Emberling, alive on the desktop The assembled pet — half robot, half flame — about ten minutes from one-line brief to this.

It idles in the corner now with a little thought bubble. Right now it’s apparently thinking about a Folderly simplification, which is a joke the loop didn’t know it was making — until the loop actually ran it and deleted ninety thousand lines, which is the next chapter.

Parked on the desktop, thinking about a Folderly simplification The pet idles in the corner with a thought bubble — the cyberpunk flame creature, hatched by a skill.

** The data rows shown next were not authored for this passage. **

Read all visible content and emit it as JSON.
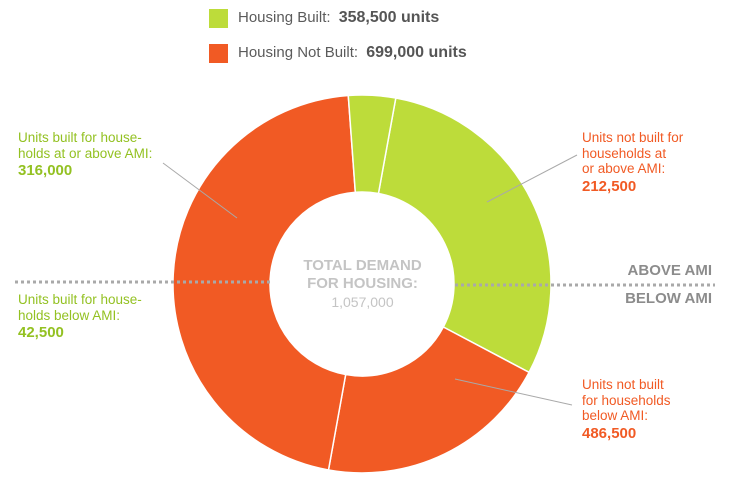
{
  "legend": {
    "built": {
      "label": "Housing Built:",
      "value": "358,500 units",
      "color": "#bddc3a"
    },
    "not_built": {
      "label": "Housing Not Built:",
      "value": "699,000 units",
      "color": "#f15a24"
    }
  },
  "center": {
    "line1": "TOTAL DEMAND",
    "line2": "FOR HOUSING:",
    "value": "1,057,000"
  },
  "ami": {
    "above": "ABOVE AMI",
    "below": "BELOW AMI"
  },
  "annotations": {
    "built_above": {
      "line1": "Units built for house-",
      "line2": "holds at or above AMI:",
      "value": "316,000"
    },
    "built_below": {
      "line1": "Units built for house-",
      "line2": "holds below AMI:",
      "value": "42,500"
    },
    "not_built_above": {
      "line1": "Units not built for",
      "line2": "households at",
      "line3": "or above AMI:",
      "value": "212,500"
    },
    "not_built_below": {
      "line1": "Units not built",
      "line2": "for households",
      "line3": "below AMI:",
      "value": "486,500"
    }
  },
  "chart_data": {
    "type": "pie",
    "donut": true,
    "slices": [
      {
        "label": "Units built for households at or above AMI",
        "value": 316000,
        "color": "#bddc3a"
      },
      {
        "label": "Units not built for households at or above AMI",
        "value": 212500,
        "color": "#f15a24"
      },
      {
        "label": "Units not built for households below AMI",
        "value": 486500,
        "color": "#f15a24"
      },
      {
        "label": "Units built for households below AMI",
        "value": 42500,
        "color": "#bddc3a"
      }
    ],
    "series": [
      {
        "name": "Housing Built",
        "value": 358500
      },
      {
        "name": "Housing Not Built",
        "value": 699000
      }
    ],
    "total": 1057000
  }
}
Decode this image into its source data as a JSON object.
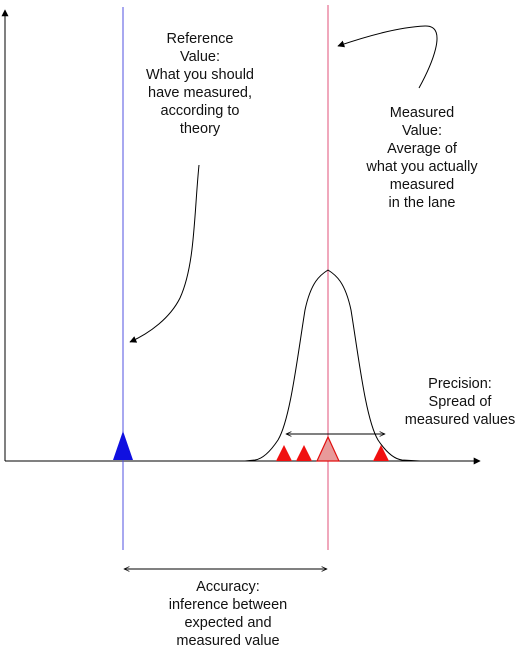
{
  "labels": {
    "reference": [
      "Reference",
      "Value:",
      "What you should",
      "have measured,",
      "according to",
      "theory"
    ],
    "measured": [
      "Measured",
      "Value:",
      "Average of",
      "what you actually",
      "measured",
      "in the lane"
    ],
    "precision": [
      "Precision:",
      "Spread of",
      "measured values"
    ],
    "accuracy": [
      "Accuracy:",
      "inference between",
      "expected and",
      "measured value"
    ]
  },
  "colors": {
    "reference_line": "#5050e0",
    "measured_line": "#e0507a",
    "reference_marker": "#1010e0",
    "measurement_marker": "#f01010",
    "mean_marker": "#e89a9a",
    "mean_marker_stroke": "#e01010",
    "axis": "#000000",
    "curve": "#000000"
  }
}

Why a desktop toy earns a slot in a book about portfolio operations: it’s the cheapest possible demonstration that a skill drives Codex end-to-end — read the contract, generate in isolation, self-validate, assemble — with no human in the loop except the one-line brief. The same machinery that fixes a PostHog funnel drop hatched a pet. And joy is a legitimate output. If the workflow can only ever produce bug fixes, you’ve built a tool. If it can also produce Emberling in ten minutes, you’ve built something you’ll actually keep running.

The through-line#

Codex isn’t better than Claude Code. It’s a second prior on a loop — pointed at Sentry, PostHog, and BetterStack, fixing fresh signals in isolated worktrees, proof-checked at both ends: the evaluator catches the drift, the human catches the rest. CC builds; Codex checks; I merge. The loop doesn’t care whether I’m at my desk at 2:40 PM or asleep at 3 AM — that’s the whole point of the subtitle. The pet is the receipt that the whole thing is cheap, fast, and occasionally delightful.

Two priors beat one. One of them should be a human.